To further confirm the capture of the phosphoproteins, the metal–protein complex was excised from the IMAEP gel and subjected to trypsin in-gel digestion. For the digestion,10 the protein gel was washed with 50% acetonitrile in 50 mM ammonium bicarbonate pH 8.0 and was shrunk with neat acetonitrile. The gel was then dried with a speedvac. Reduction of the disulfide bond and alkylation of the free sulfhydryl group were done by dithiothreitol and iodoacetamide in 50 mM ammonium bicarbonate, pH 8.0, respectively. After alkylation, gel was washed with 50 mM ammonium bicarbonate, pH 8.0, and then shrunk with acetronitrile and dried with a speedvac. Trypsin (Promega, Madison, WI) in 50 mM ammonium bicarbonate, pH 8.0, solution at a concentration of 2 μg/100 μL was then added to the dried gel. Digestion of proteins in the excised bands was performed at 37°C for 24 hours, after which the digestion solution was extracted. ZipTips, packed with C18 resin, were used to prepare the sample for mass spectrometric analysis using cyano-4-hydroxycinnamic acid as the matrix. Samples were spotted onto a matrix-assisted laser desorption/ionization time-of-flight (MALDI-TOF) target and analyzed by a positive-ion Voyager-DE PRO Mass Spectrometer (Applied Biosystems, Forest City, CA) equipped with a nitrogen laser. Figure 2 shows the MALDI-TOF mass spectrum of the in-gel trypsin digest of the Al+3-protein complex from Figure 1b, lane 2. Peptide mass maps were measured at an instrument resolution of 10,000 in a reflector mode with delayed extraction over the m/z range 700–4000. The spectrum was externally and then internally calibrated. Computer software from protein prospector (http://prospector.ucsf.edu) was used to interpret the mass spectrometric results. Results show that majority of the tryptic peptides of the Al+3-protein complex are from α-casein and β-casein, which demonstrates the selective entrapment of the phosphoproteins of the IMAEP technique.

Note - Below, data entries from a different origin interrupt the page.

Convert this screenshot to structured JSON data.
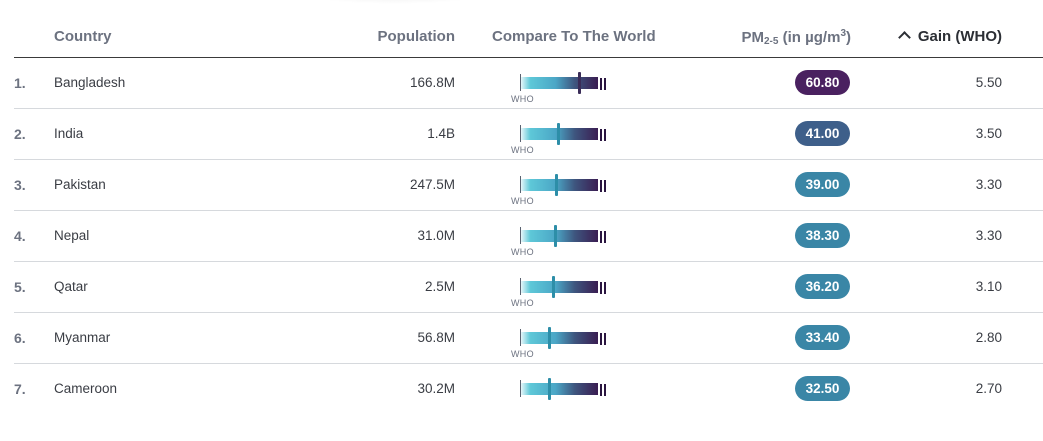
{
  "header": {
    "country": "Country",
    "population": "Population",
    "compare": "Compare To The World",
    "pm_prefix": "PM",
    "pm_sub": "2-5",
    "pm_mid": " (in µg/m",
    "pm_sup": "3",
    "pm_suffix": ")",
    "gain": "Gain (WHO)"
  },
  "who_label": "WHO",
  "colors": {
    "badge_dark": "#4a2160",
    "badge_mid": "#3e5f8a",
    "badge_light": "#3a86a6",
    "marker_dark": "#3a2c58",
    "marker_light": "#2d8ea8"
  },
  "rows": [
    {
      "rank": "1.",
      "country": "Bangladesh",
      "population": "166.8M",
      "pm": "60.80",
      "gain": "5.50",
      "compare_level": 0.755,
      "badge": "badge_dark",
      "show_who": true
    },
    {
      "rank": "2.",
      "country": "India",
      "population": "1.4B",
      "pm": "41.00",
      "gain": "3.50",
      "compare_level": 0.48,
      "badge": "badge_mid",
      "show_who": true
    },
    {
      "rank": "3.",
      "country": "Pakistan",
      "population": "247.5M",
      "pm": "39.00",
      "gain": "3.30",
      "compare_level": 0.45,
      "badge": "badge_light",
      "show_who": true
    },
    {
      "rank": "4.",
      "country": "Nepal",
      "population": "31.0M",
      "pm": "38.30",
      "gain": "3.30",
      "compare_level": 0.44,
      "badge": "badge_light",
      "show_who": true
    },
    {
      "rank": "5.",
      "country": "Qatar",
      "population": "2.5M",
      "pm": "36.20",
      "gain": "3.10",
      "compare_level": 0.41,
      "badge": "badge_light",
      "show_who": true
    },
    {
      "rank": "6.",
      "country": "Myanmar",
      "population": "56.8M",
      "pm": "33.40",
      "gain": "2.80",
      "compare_level": 0.37,
      "badge": "badge_light",
      "show_who": true
    },
    {
      "rank": "7.",
      "country": "Cameroon",
      "population": "30.2M",
      "pm": "32.50",
      "gain": "2.70",
      "compare_level": 0.36,
      "badge": "badge_light",
      "show_who": false
    }
  ]
}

In conclusion, the IMAEP is a powerful technique for capturing phosphoproteins, which will be useful in proteomics. Among many metal ions tested here, only Al+3, Ti+3, Fe+3, Fe+2, and Mn+2 are able to catch the phosphoproteins. Also, SDS-PAGE can be used in this IMAEP method (data not shown). Other applications and gel running parameters of IMAEP are being investigated in this laboratory.
We thank the Research Resources Center at the University of Illinois at Chicago for its support.